Newsgroups: comp.parallel.pvm
From: denham@wg.waii.com (Scott Denham)
Subject: PVM hangups
Summary: New user problem with PVM3.3.3
Keywords: hang
Organization: Western Geophysical, Div. of Western Atlas Int'l, Houston, TX
Date: 5 Jan 1995 21:40:25 GMT
Message-ID: <3ehp09$mvb@airgun.wg.waii.com>


     We are a new PVM user, using PVM 3.3.3.  In our application,
a master task running on one node of an SP-2 spawns multiple slave
tasks, each running on a separate node of the SP-2 (one of the
slaves runs on the same node as the master).  The master sends
data to each slave via pvmfinitsend/pvmfsend, then waits for a
message from any slave indicating that its work (which may take
hours or days) is done.  The master then sends a message requesting
that the slave send back its results, which are contained in hundreds
of messages, each with a unique message tag.  The slave then executes

      DO I=1,N
         CALL PVMFINITSEND(PvmDataInPlace)
         CALL PVMFSEND(...MSGTAG(I)...)
      ENDDO

while the master simultaneously executes

      DO I=1,N
         CALL PVMFRECV(...MSGTAG(I)...)
      ENDDO

When all the data from one slave has been received, the master waits
for a message from the next slave whose work is complete, which may
take hours.

     In some cases, when running on dedicated or lightly loaded nodes,
the application completes successfully.  When running in a normal
production job mix, however, the application "hangs" during execution
of the loops shown above when data is being sent back from one of the
slave tasks.  In a typical case, all the data from one slave task is
sent and received successfully, then the hang occurs during the data
transmission for the next slave task.  The slave appears hung in 
send J (for example, J=65), while the master is hung in receive K
where K.LT.J (for example, K=32).  There are no error indications
from any of the PVM calls preceding the ones that hang.

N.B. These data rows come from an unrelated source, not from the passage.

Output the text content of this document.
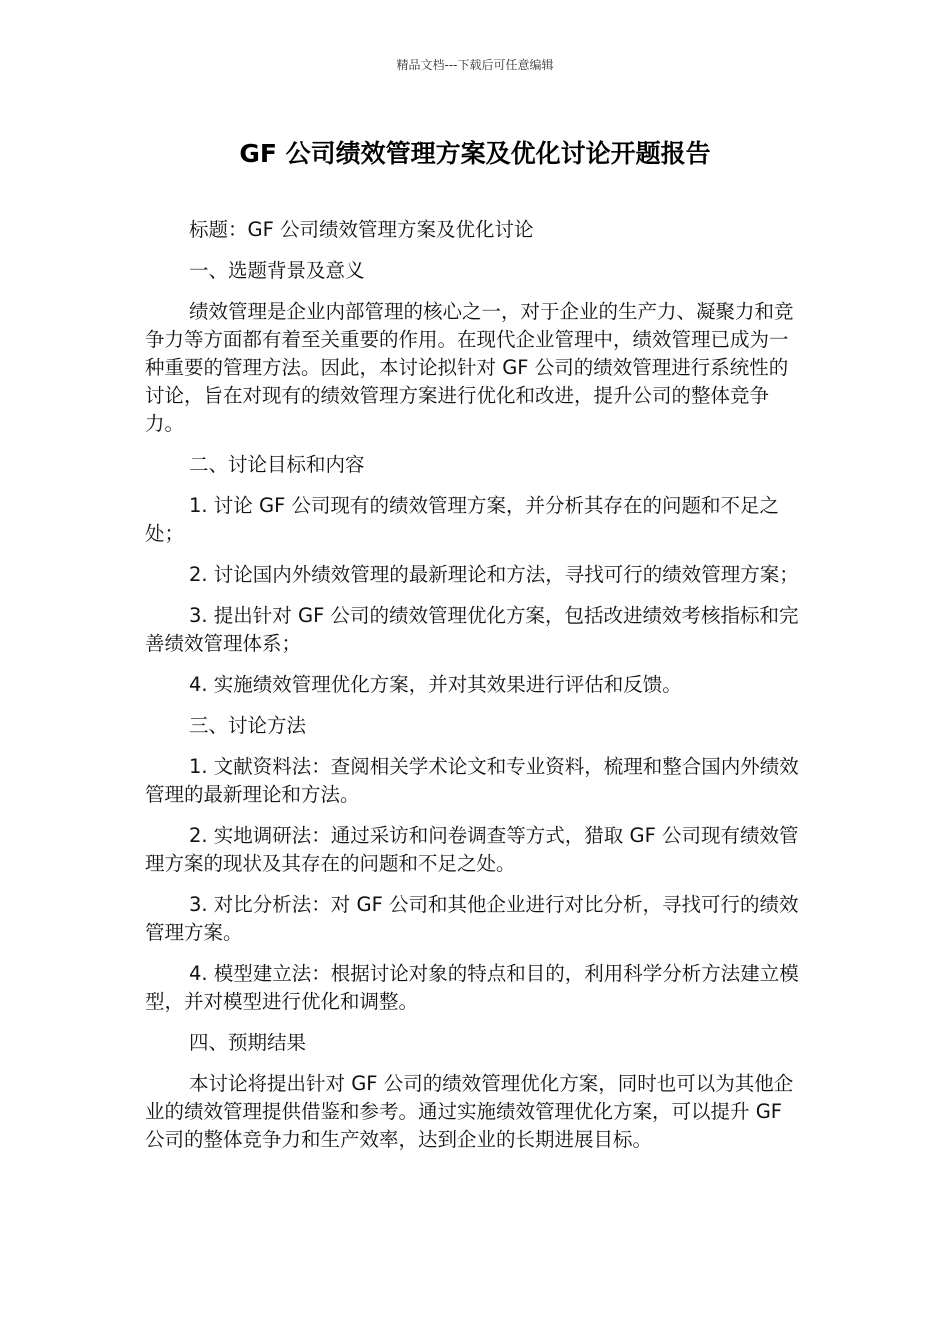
精品文档---下载后可任意编辑
GF 公司绩效管理方案及优化讨论开题报告

标题：GF 公司绩效管理方案及优化讨论

一、选题背景及意义

绩效管理是企业内部管理的核心之一，对于企业的生产力、凝聚力和竞争力等方面都有着至关重要的作用。在现代企业管理中，绩效管理已成为一种重要的管理方法。因此，本讨论拟针对 GF 公司的绩效管理进行系统性的讨论，旨在对现有的绩效管理方案进行优化和改进，提升公司的整体竞争力。

二、讨论目标和内容

1. 讨论 GF 公司现有的绩效管理方案，并分析其存在的问题和不足之处；

2. 讨论国内外绩效管理的最新理论和方法，寻找可行的绩效管理方案；

3. 提出针对 GF 公司的绩效管理优化方案，包括改进绩效考核指标和完善绩效管理体系；

4. 实施绩效管理优化方案，并对其效果进行评估和反馈。

三、讨论方法

1. 文献资料法：查阅相关学术论文和专业资料，梳理和整合国内外绩效管理的最新理论和方法。

2. 实地调研法：通过采访和问卷调查等方式，猎取 GF 公司现有绩效管理方案的现状及其存在的问题和不足之处。

3. 对比分析法：对 GF 公司和其他企业进行对比分析，寻找可行的绩效管理方案。

4. 模型建立法：根据讨论对象的特点和目的，利用科学分析方法建立模型，并对模型进行优化和调整。

四、预期结果

本讨论将提出针对 GF 公司的绩效管理优化方案，同时也可以为其他企业的绩效管理提供借鉴和参考。通过实施绩效管理优化方案，可以提升 GF 公司的整体竞争力和生产效率，达到企业的长期进展目标。
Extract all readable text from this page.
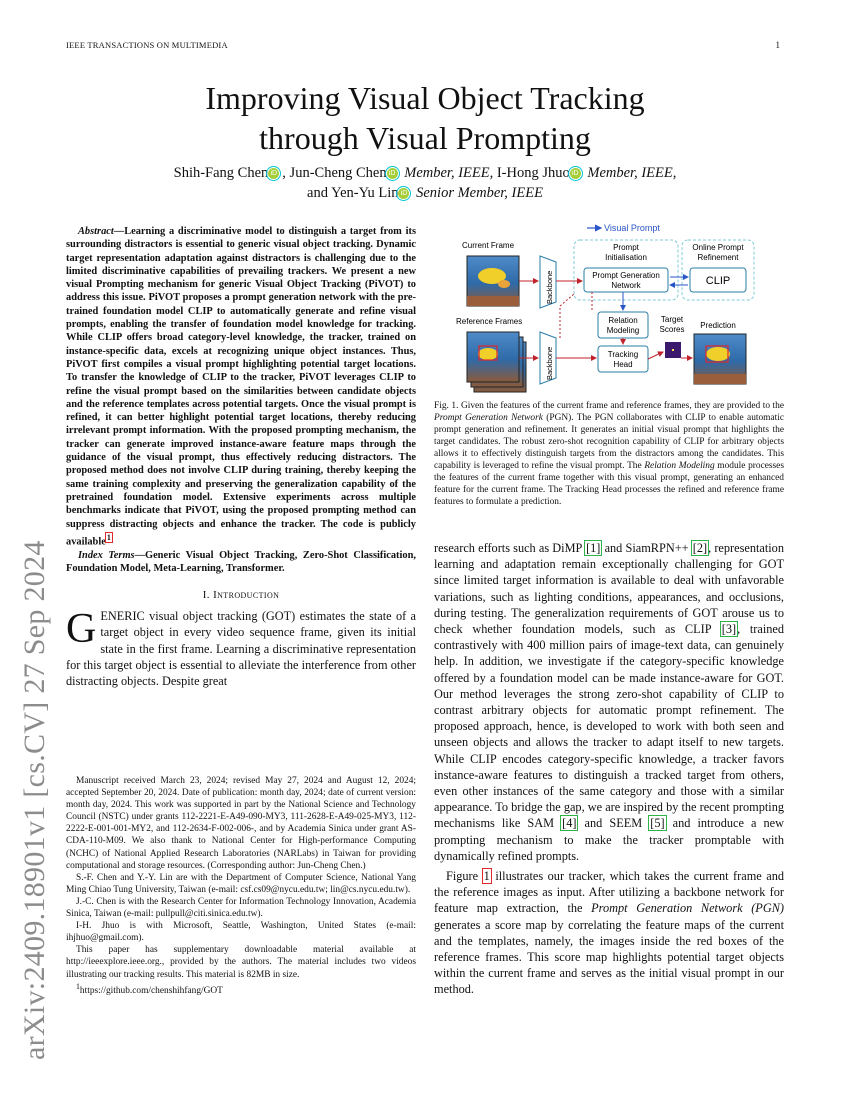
IEEE TRANSACTIONS ON MULTIMEDIA	1
arXiv:2409.18901v1 [cs.CV] 27 Sep 2024
Improving Visual Object Tracking
through Visual Prompting
Shih-Fang Chen iD , Jun-Cheng Chen iD Member, IEEE, I-Hong Jhuo iD Member, IEEE,
and Yen-Yu Lin iD Senior Member, IEEE

Abstract—Learning a discriminative model to distinguish a target from its surrounding distractors is essential to generic visual object tracking. Dynamic target representation adaptation against distractors is challenging due to the limited discriminative capabilities of prevailing trackers. We present a new visual Prompting mechanism for generic Visual Object Tracking (PiVOT) to address this issue. PiVOT proposes a prompt generation network with the pre-trained foundation model CLIP to automatically generate and refine visual prompts, enabling the transfer of foundation model knowledge for tracking. While CLIP offers broad category-level knowledge, the tracker, trained on instance-specific data, excels at recognizing unique object instances. Thus, PiVOT first compiles a visual prompt highlighting potential target locations. To transfer the knowledge of CLIP to the tracker, PiVOT leverages CLIP to refine the visual prompt based on the similarities between candidate objects and the reference templates across potential targets. Once the visual prompt is refined, it can better highlight potential target locations, thereby reducing irrelevant prompt information. With the proposed prompting mechanism, the tracker can generate improved instance-aware feature maps through the guidance of the visual prompt, thus effectively reducing distractors. The proposed method does not involve CLIP during training, thereby keeping the same training complexity and preserving the generalization capability of the pretrained foundation model. Extensive experiments across multiple benchmarks indicate that PiVOT, using the proposed prompting method can suppress distracting objects and enhance the tracker. The code is publicly available$^1$

Index Terms—Generic Visual Object Tracking, Zero-Shot Classification, Foundation Model, Meta-Learning, Transformer.

I. Introduction

GENERIC visual object tracking (GOT) estimates the state of a target object in every video sequence frame, given its initial state in the first frame. Learning a discriminative representation for this target object is essential to alleviate the interference from other distracting objects. Despite great

Manuscript received March 23, 2024; revised May 27, 2024 and August 12, 2024; accepted September 20, 2024. Date of publication: month day, 2024; date of current version: month day, 2024. This work was supported in part by the National Science and Technology Council (NSTC) under grants 112-2221-E-A49-090-MY3, 111-2628-E-A49-025-MY3, 112-2222-E-001-001-MY2, and 112-2634-F-002-006-, and by Academia Sinica under grant AS-CDA-110-M09. We also thank to National Center for High-performance Computing (NCHC) of National Applied Research Laboratories (NARLabs) in Taiwan for providing computational and storage resources. (Corresponding author: Jun-Cheng Chen.)

S.-F. Chen and Y.-Y. Lin are with the Department of Computer Science, National Yang Ming Chiao Tung University, Taiwan (e-mail: csf.cs09@nycu.edu.tw; lin@cs.nycu.edu.tw).

J.-C. Chen is with the Research Center for Information Technology Innovation, Academia Sinica, Taiwan (e-mail: pullpull@citi.sinica.edu.tw).

I-H. Jhuo is with Microsoft, Seattle, Washington, United States (e-mail: ihjhuo@gmail.com).

This paper has supplementary downloadable material available at http://ieeexplore.ieee.org., provided by the authors. The material includes two videos illustrating our tracking results. This material is 82MB in size.

$^1$https://github.com/chenshihfang/GOT

Visual Prompt
Current Frame
Backbone
Prompt
Initialisation
Prompt Generation
Network
Online Prompt
Refinement
CLIP
Reference Frames
Backbone
Relation
Modeling
Target
Scores
Tracking
Head
Prediction
Fig. 1. Given the features of the current frame and reference frames, they are provided to the Prompt Generation Network (PGN). The PGN collaborates with CLIP to enable automatic prompt generation and refinement. It generates an initial visual prompt that highlights the target candidates. The robust zero-shot recognition capability of CLIP for arbitrary objects allows it to effectively distinguish targets from the distractors among the candidates. This capability is leveraged to refine the visual prompt. The Relation Modeling module processes the features of the current frame together with this visual prompt, generating an enhanced feature for the current frame. The Tracking Head processes the refined and reference frame features to formulate a prediction.

research efforts such as DiMP [1] and SiamRPN++ [2], representation learning and adaptation remain exceptionally challenging for GOT since limited target information is available to deal with unfavorable variations, such as lighting conditions, appearances, and occlusions, during testing. The generalization requirements of GOT arouse us to check whether foundation models, such as CLIP [3], trained contrastively with 400 million pairs of image-text data, can genuinely help. In addition, we investigate if the category-specific knowledge offered by a foundation model can be made instance-aware for GOT. Our method leverages the strong zero-shot capability of CLIP to contrast arbitrary objects for automatic prompt refinement. The proposed approach, hence, is developed to work with both seen and unseen objects and allows the tracker to adapt itself to new targets. While CLIP encodes category-specific knowledge, a tracker favors instance-aware features to distinguish a tracked target from others, even other instances of the same category and those with a similar appearance. To bridge the gap, we are inspired by the recent prompting mechanisms like SAM [4] and SEEM [5] and introduce a new prompting mechanism to make the tracker promptable with dynamically refined prompts.

Figure 1 illustrates our tracker, which takes the current frame and the reference images as input. After utilizing a backbone network for feature map extraction, the Prompt Generation Network (PGN) generates a score map by correlating the feature maps of the current and the templates, namely, the images inside the red boxes of the reference frames. This score map highlights potential target objects within the current frame and serves as the initial visual prompt in our method.
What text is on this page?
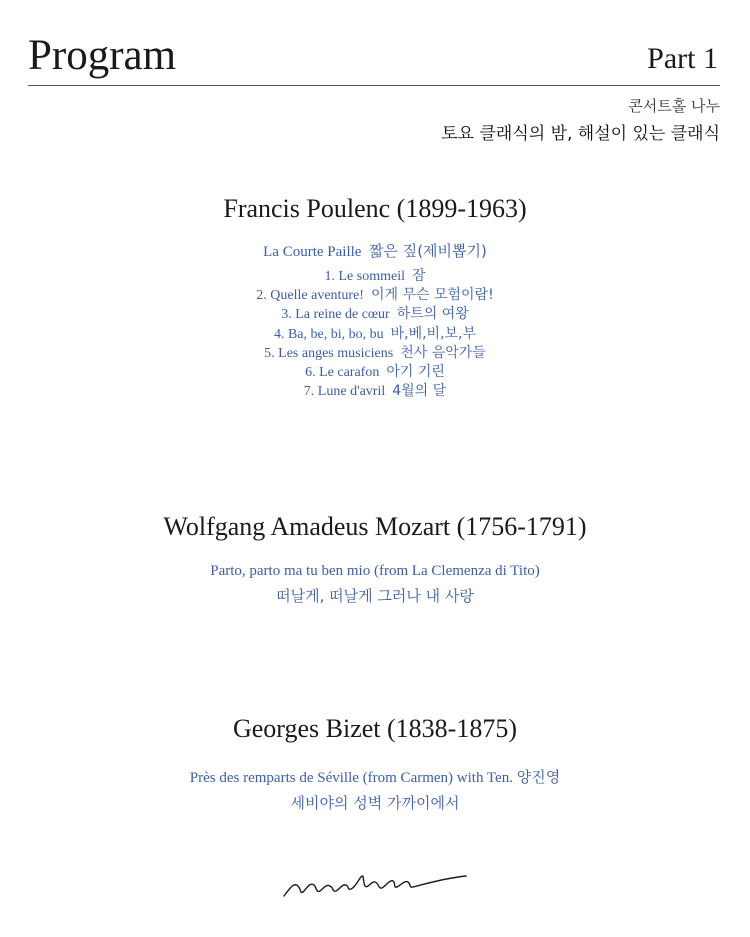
Program	Part 1
콘서트홀 나누
토요 클래식의 밤, 해설이 있는 클래식
Francis Poulenc (1899-1963)
La Courte Paille 짧은 짚(제비뽑기)
1. Le sommeil 잠
2. Quelle aventure! 이게 무슨 모험이람!
3. La reine de cœur 하트의 여왕
4. Ba, be, bi, bo, bu 바,베,비,보,부
5. Les anges musiciens 천사 음악가들
6. Le carafon 아기 기린
7. Lune d'avril 4월의 달
Wolfgang Amadeus Mozart (1756-1791)
Parto, parto ma tu ben mio (from La Clemenza di Tito)
떠날게, 떠날게 그러나 내 사랑
Georges Bizet (1838-1875)
Près des remparts de Séville (from Carmen) with Ten. 양진영
세비야의 성벽 가까이에서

     The PVM User's Guide indicates that this type of thing might
be caused by a memory shortage.  If so, would PVM or the application
be the likely culprit?  Is there a way to increase the memory
available to PVM?  Do you have any suggestions on how to confirm
whether there is a memory problem, or on the best method to debug
this type of problem? 

     Thanks.

          Stan Goldberg (stan.goldberg@wg.waii.com)
          Scott Denham (scott.denham@waii.com)
          Western Geophysical Co.
          Houston, TX